Valzer, can-can, equivoci amorosi e intrighi diplomatici: La Vedova Allegra torna al Teatro Ariosto di Reggio Emilia sabato 28 febbraio alle ore 20.30 e domenica 1 marzo alle ore 15.30, con la regia di Corrado Abbati, la direzione musicale di Alberto Orlandi e le coreografie di Francesco Frola.

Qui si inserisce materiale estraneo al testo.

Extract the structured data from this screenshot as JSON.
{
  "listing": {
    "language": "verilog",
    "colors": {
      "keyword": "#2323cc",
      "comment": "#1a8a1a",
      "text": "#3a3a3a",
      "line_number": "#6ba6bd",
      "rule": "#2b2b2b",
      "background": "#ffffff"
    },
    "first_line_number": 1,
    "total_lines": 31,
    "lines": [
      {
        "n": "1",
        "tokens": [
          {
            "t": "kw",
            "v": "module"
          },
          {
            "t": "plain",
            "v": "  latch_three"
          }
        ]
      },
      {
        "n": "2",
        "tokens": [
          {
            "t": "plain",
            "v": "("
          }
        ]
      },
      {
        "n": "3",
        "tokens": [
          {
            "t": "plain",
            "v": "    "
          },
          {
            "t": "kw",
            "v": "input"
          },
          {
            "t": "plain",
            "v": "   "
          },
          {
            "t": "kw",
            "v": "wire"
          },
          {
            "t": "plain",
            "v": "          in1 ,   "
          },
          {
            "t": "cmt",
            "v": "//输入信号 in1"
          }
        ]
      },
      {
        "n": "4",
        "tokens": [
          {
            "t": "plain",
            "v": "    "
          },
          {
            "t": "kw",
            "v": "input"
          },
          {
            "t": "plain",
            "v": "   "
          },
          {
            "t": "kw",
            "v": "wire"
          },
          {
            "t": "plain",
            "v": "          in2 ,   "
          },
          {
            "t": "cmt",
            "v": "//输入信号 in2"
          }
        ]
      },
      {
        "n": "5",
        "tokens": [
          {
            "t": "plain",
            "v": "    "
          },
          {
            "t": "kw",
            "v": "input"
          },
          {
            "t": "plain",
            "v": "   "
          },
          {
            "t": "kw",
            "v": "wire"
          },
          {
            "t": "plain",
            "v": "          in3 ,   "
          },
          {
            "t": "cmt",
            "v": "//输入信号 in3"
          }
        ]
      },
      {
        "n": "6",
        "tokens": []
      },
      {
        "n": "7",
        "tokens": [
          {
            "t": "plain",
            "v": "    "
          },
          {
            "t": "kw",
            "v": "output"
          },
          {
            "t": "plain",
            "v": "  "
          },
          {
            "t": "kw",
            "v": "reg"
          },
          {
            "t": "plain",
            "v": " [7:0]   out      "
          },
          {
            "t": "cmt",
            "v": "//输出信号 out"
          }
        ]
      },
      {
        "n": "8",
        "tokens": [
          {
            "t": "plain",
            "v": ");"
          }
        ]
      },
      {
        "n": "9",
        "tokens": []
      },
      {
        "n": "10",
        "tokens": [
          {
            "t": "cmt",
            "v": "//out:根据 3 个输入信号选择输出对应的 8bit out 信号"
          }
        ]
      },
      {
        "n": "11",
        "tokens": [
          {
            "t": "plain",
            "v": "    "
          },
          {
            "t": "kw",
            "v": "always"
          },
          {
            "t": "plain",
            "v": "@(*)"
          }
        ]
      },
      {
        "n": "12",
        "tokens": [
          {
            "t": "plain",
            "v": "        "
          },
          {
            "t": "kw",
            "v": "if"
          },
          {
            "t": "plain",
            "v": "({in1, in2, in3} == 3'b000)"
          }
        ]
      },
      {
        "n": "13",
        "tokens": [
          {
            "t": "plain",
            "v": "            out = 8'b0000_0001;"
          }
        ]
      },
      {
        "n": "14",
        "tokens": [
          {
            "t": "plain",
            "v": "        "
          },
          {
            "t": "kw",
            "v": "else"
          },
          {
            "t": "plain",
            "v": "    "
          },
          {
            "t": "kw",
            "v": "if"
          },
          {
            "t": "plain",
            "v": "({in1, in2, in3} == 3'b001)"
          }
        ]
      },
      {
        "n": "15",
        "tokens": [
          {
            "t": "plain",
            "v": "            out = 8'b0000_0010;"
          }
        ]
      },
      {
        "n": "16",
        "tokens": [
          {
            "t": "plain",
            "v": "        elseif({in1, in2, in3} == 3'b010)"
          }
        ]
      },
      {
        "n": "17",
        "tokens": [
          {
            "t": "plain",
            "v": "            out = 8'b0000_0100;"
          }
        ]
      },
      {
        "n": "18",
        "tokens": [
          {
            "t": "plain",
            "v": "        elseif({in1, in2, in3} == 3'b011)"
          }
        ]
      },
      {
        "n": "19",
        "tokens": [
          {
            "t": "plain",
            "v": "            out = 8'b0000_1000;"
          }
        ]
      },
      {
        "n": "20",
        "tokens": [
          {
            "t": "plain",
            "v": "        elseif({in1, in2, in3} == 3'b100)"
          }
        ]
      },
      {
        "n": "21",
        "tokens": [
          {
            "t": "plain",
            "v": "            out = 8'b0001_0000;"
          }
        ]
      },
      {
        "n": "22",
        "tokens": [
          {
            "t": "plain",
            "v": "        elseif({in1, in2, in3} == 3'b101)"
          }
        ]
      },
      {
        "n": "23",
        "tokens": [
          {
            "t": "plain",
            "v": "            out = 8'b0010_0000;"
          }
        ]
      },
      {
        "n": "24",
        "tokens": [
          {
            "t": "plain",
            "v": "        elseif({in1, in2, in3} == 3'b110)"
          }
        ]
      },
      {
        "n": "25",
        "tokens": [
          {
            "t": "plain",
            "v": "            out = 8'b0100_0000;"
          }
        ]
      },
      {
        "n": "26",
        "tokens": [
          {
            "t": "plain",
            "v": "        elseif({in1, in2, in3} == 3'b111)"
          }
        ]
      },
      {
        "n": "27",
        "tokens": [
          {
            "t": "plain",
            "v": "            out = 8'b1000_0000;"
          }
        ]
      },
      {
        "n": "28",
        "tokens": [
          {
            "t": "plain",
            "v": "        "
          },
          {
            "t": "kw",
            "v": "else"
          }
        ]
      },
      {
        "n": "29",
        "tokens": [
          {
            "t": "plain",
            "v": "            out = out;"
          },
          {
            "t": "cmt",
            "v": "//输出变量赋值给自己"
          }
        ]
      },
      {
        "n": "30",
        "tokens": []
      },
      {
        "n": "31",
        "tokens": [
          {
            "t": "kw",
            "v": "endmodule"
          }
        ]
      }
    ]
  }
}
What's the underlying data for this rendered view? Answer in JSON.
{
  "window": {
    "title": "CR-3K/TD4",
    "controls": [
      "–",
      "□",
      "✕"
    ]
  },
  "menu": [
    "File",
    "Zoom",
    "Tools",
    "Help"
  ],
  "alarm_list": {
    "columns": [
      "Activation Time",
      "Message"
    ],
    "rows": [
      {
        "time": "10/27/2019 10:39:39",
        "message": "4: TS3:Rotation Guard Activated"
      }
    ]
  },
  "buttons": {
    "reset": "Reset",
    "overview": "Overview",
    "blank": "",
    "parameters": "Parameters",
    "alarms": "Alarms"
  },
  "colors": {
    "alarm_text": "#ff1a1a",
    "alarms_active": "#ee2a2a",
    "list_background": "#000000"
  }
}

All’Ariosto torna “La Vedova Allegra”
REGGIO EMILIA – Le origini dell’opera, un sempreverde dell’operetta, risalgono al 1861, quando il commediografo Henri Meilhac scrisse il vaudeville da cui è tratta. La versione che conosciamo oggi nacque però nel 1905, con la musica di Franz Lehár.
La trama
La trama si svolge all’ambasciata del Pontevedro a Parigi, dove si trama per impedire che la ricca vedova Anna Glavari sposi un francese, disperdendo all’estero la sua cospicua eredità. L’ambasciatore punta a farla sposare con il conte Danilo, suo antico amore. Tra equivoci, gelosie e un intrigo parallelo che coinvolge Valencienne e il diplomatico Camillo, la situazione sembra complicarsi — finché l’astuzia di Njegus non scioglie i nodi: Anna e Danilo si dichiarano il loro amore e convolano a nozze, salvando insieme la patria dalla rovina economica.
Suscitare allegria
Corrado Abbati, fondatore dell’omonima compagnia nel 1988, ha dedicato la propria carriera alla regia, all’adattamento e all’interpretazione di operette e musical classici, contribuendo a riportare questo genere nei principali teatri italiani. proposito dello spettacolo, Abbati afferma:
“Tutti, fin da subito, sanno che si finirà felici e contenti! Il mio lavoro è stato quindi quello di creare uno spettacolo capace di suscitare allegria, com’era d’altronde nelle intenzioni dell’autore, che ha disseminato La Vedova Allegra di tanti spunti su un canovaccio diplomatico dove non si nascondono desideri segreti e interessi erotici o politici, risolti a ritmo di valzer ma anche di can-can. Una scansione ritmica di cui ho tenuto conto ricreando un senso di eleganza e di equilibrio della macchina teatrale. Capace anche di abbattere la quarta parete per favorire lo scambio tra sala e palcoscenico: perché se deve essere festa, festa sia!”